Merlin had been the one to tell her what friends were and what they meant to one another, bearded and saturating the air with cotton-flavored wistfulness. "After all," he'd said, "you never know the lengths you'll go to for them until you come up against the impossible and try to beat it anyway."
"I wasn't hurt," she tried to explain. "Magic knew what I was trying to do."
Brígh was shaking, as if it had just happened so deeply had it affected her.
"What happened?"
"Magic had a voice when I stepped into the Wellspring because it borrowed my own. It told me I would be allowed to continue what you asked of me without consequence, but I was to never attempt it again. It showed me what would happen if I tried." There was some distance between the images it had shown her because she had never attempted to enter the Wellspring again, but they still lingered in her mind. The most horrifying was the image of her magic slowly leeching away until she didn't have the energy to even open her eyes, trapped in the terrifying darkness as her life bled away into it. "I will never do it again."
"And what did you do?"
Brígh sighed. "I wasn't sure how I was supposed to accomplish what you wanted, and Magic offered no suggestions, so I took what I knew of the situation and attempted to link Merlin and Arthur's souls together so Merlin wouldn't return until Arthur was in the world."
Aithusa laughed.
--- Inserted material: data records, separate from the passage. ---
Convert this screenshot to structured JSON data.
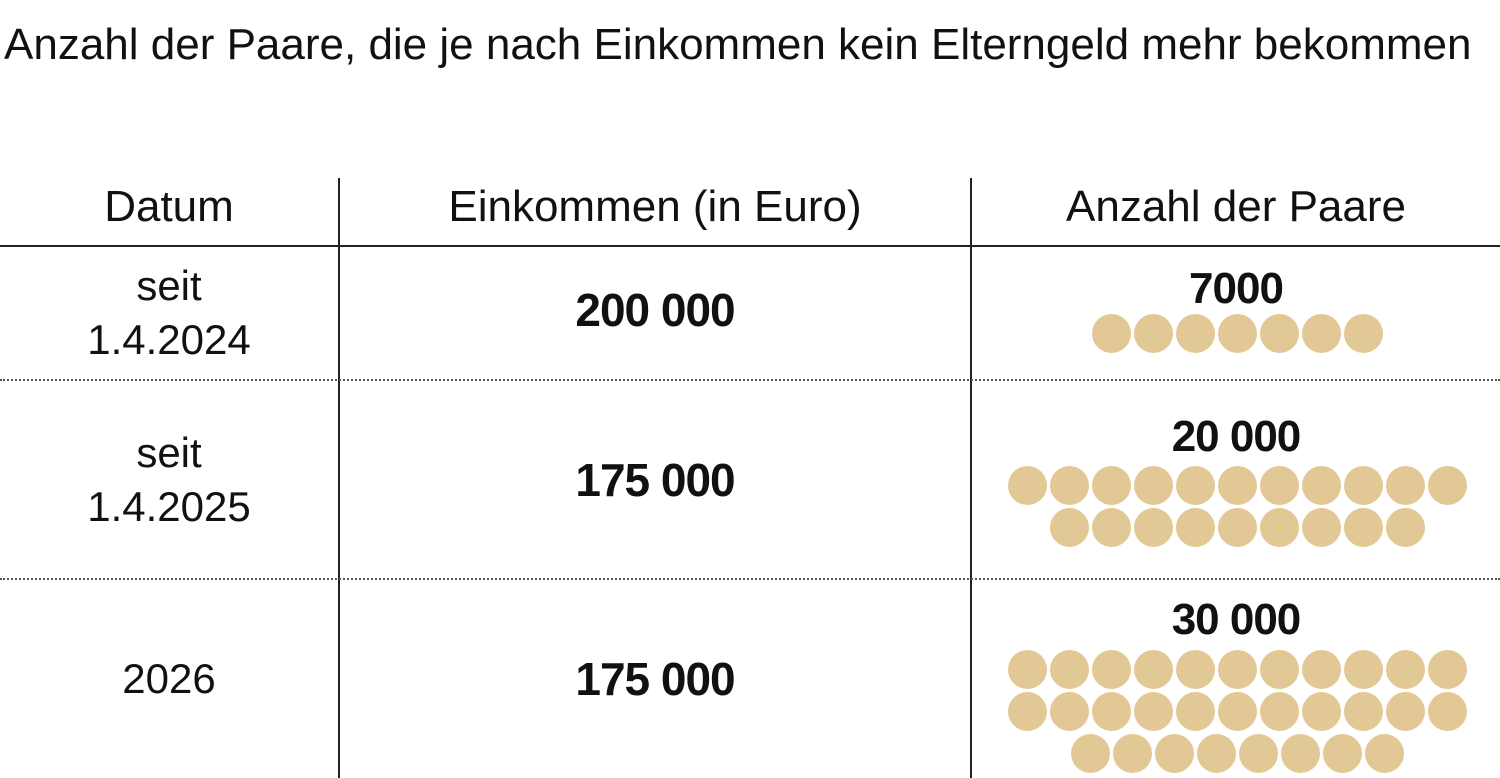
{
  "title": "Anzahl der Paare, die je nach Einkommen kein Elterngeld mehr bekommen",
  "colors": {
    "dot": "#e2c895",
    "text": "#111111",
    "lines": "#222222"
  },
  "chart_data": {
    "type": "table",
    "title": "Anzahl der Paare, die je nach Einkommen kein Elterngeld mehr bekommen",
    "columns": [
      "Datum",
      "Einkommen (in Euro)",
      "Anzahl der Paare"
    ],
    "rows": [
      {
        "datum": "seit\n1.4.2024",
        "einkommen": "200 000",
        "einkommen_value": 200000,
        "anzahl": "7000",
        "anzahl_value": 7000
      },
      {
        "datum": "seit\n1.4.2025",
        "einkommen": "175 000",
        "einkommen_value": 175000,
        "anzahl": "20 000",
        "anzahl_value": 20000
      },
      {
        "datum": "2026",
        "einkommen": "175 000",
        "einkommen_value": 175000,
        "anzahl": "30 000",
        "anzahl_value": 30000
      }
    ],
    "dot_unit": 1000
  }
}
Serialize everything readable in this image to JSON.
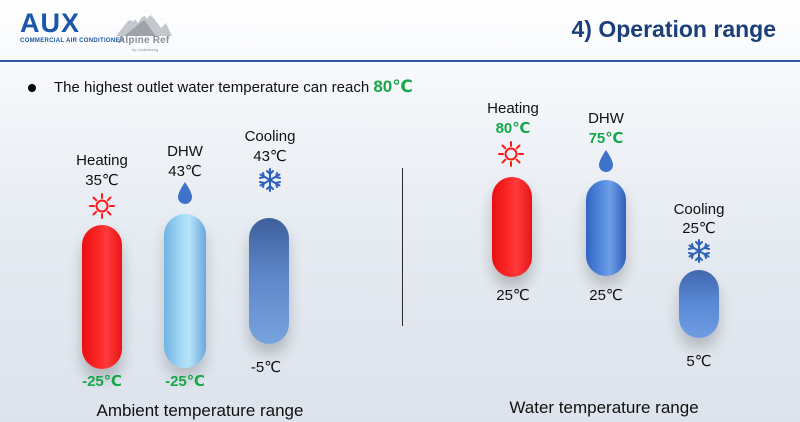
{
  "header": {
    "brand": "AUX",
    "brand_sub": "COMMERCIAL AIR CONDITIONER",
    "partner": "Alpine Ref",
    "partner_sub": "by Leskenburg",
    "title": "4) Operation range",
    "accent": "#1b3f78"
  },
  "bullet": {
    "text": "The highest outlet water temperature can reach ",
    "highlight": "80℃",
    "highlight_color": "#16a84a"
  },
  "ambient": {
    "section_label": "Ambient temperature range",
    "items": [
      {
        "name": "Heating",
        "top": "35℃",
        "bottom": "-25℃",
        "icon": "sun-icon"
      },
      {
        "name": "DHW",
        "top": "43℃",
        "bottom": "-25℃",
        "icon": "water-drop-icon"
      },
      {
        "name": "Cooling",
        "top": "43℃",
        "bottom": "-5℃",
        "icon": "snowflake-icon"
      }
    ]
  },
  "water": {
    "section_label": "Water temperature range",
    "items": [
      {
        "name": "Heating",
        "top": "80℃",
        "bottom": "25℃",
        "icon": "sun-icon"
      },
      {
        "name": "DHW",
        "top": "75℃",
        "bottom": "25℃",
        "icon": "water-drop-icon"
      },
      {
        "name": "Cooling",
        "top": "25℃",
        "bottom": "5℃",
        "icon": "snowflake-icon"
      }
    ]
  },
  "colors": {
    "heating": "#ff1f1f",
    "dhw_ambient": "#9fd4f3",
    "dhw_water": "#4f86dc",
    "cooling": "#4d78c0",
    "highlight_green": "#16a84a"
  }
}
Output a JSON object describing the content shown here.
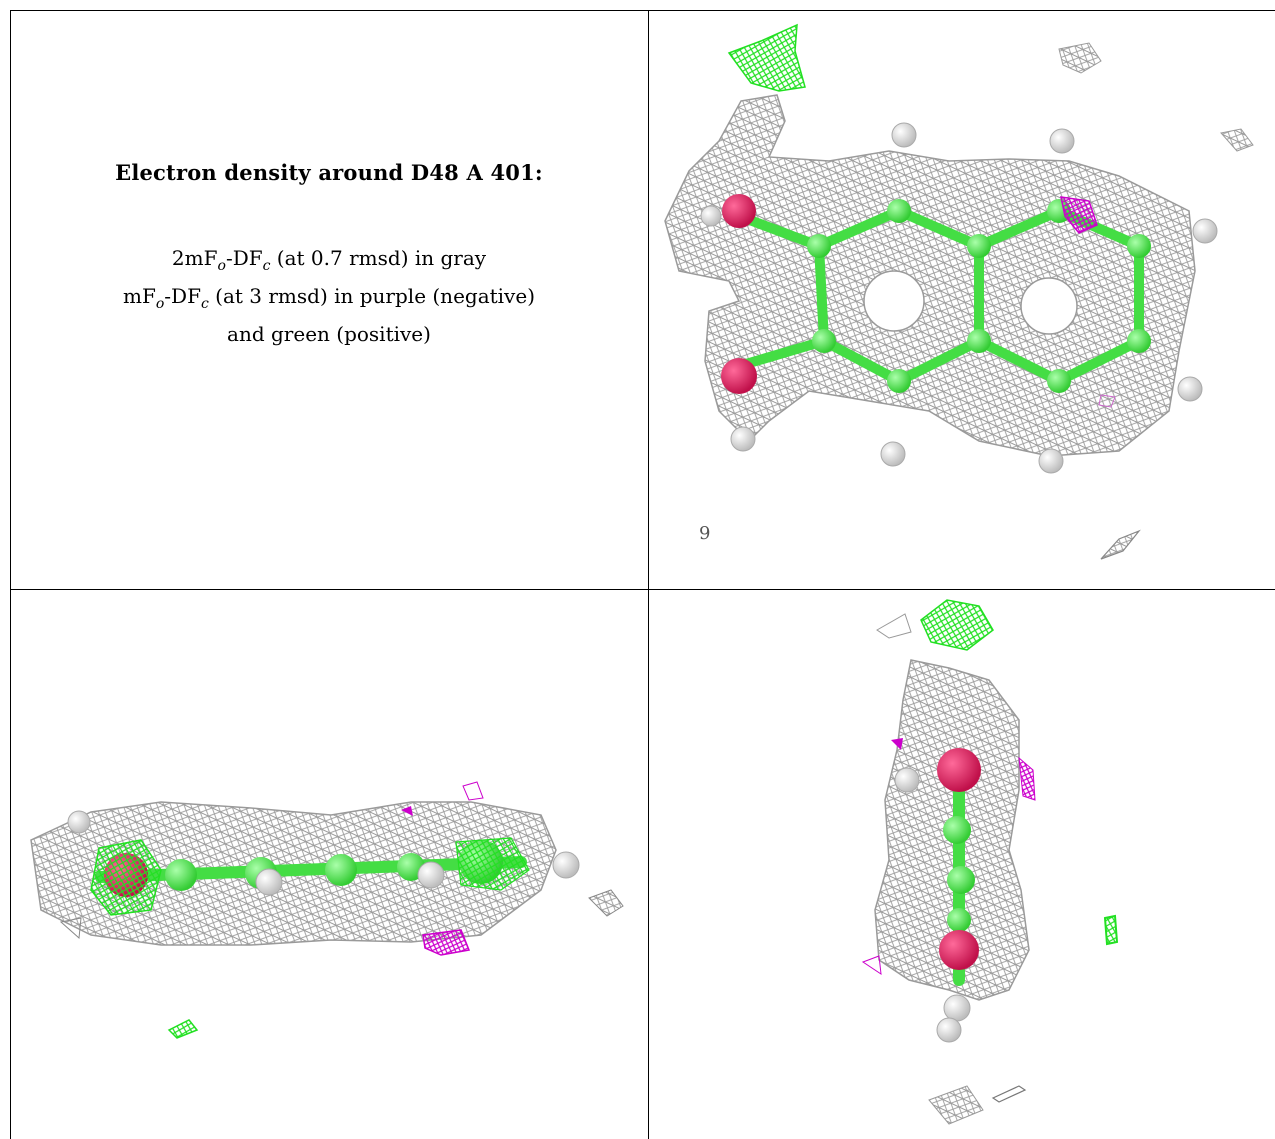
{
  "caption": {
    "title": "Electron density around D48 A 401:",
    "line1": {
      "a": "2mF",
      "b": "o",
      "c": "-DF",
      "d": "c",
      "e": " (at 0.7 rmsd) in gray"
    },
    "line2": {
      "a": "mF",
      "b": "o",
      "c": "-DF",
      "d": "c",
      "e": " (at 3 rmsd) in purple (negative)"
    },
    "line3": "and green (positive)"
  },
  "panels": {
    "top_right_label": "9"
  },
  "colors": {
    "mesh_gray": "#9a9a9a",
    "positive_green": "#22e022",
    "negative_purple": "#cc00cc",
    "oxygen_red": "#e0155a",
    "carbon_green": "#55ee55",
    "hydrogen_white": "#f2f2f2"
  }
}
Brígh frowned at the heavier taste of amusement, certain she hadn't said anything as amusing as Aithusa seemed to find it.
"You asked," they began, once they managed to get their laughter under control, "what I knew that you did not. Truthfully, I didn't know any more than you did what I was asking for when I came to you. The end of the effect is what we have seen blossom between them. Their souls are tied together, far deeper than any mortal soul has ever been connected to another, so much that they have recently discovered the ability to share magic between them. I have a theory that the only reason Arthur is in possession of magic is because he has been blessed by his connection with Merlin, who is, as we know, Magic made flesh."
"Perhaps. But what does that mean for them, for the future of Magic?"
Aithusa smiled once more. "I suppose we shall have to see. But then, the Council is part of forging that future, so you and I will both be here to watch what happens. As for Merlin and Arthur, you have truly made them one, and that, I think, shall serve us all well."
As if they were waiting for their cue to enter, Arthur and Merlin arrived, leading with them the rest of the Council.
"Oh!" Merlin said when he spotted them. "I hope you haven't been waiting long."
"Not too long, I don't think," Brígh assured him, relishing the decadent chocolatey taste of love they had brought with them. "But if it was long, there was good conversation to be had."
For a moment, she could see it, the way Merlin and Arthur's souls twined around each other, melding and flowing apart before melding again. It was a gift from Magic, it had to be, showing her what a vain and rash decision had become with its guidance, how this must have been the plan before any of them thought to meddle in mortal and immortal affairs.
"Shall we begin?" Arthur asked, taking his place at the table beside Merlin. The others had dispersed to their seats, looking expectantly to the Pendragon.
"Yes," Aithusa said, traces of iron respect and lilac deference in their tone. "Let us begin."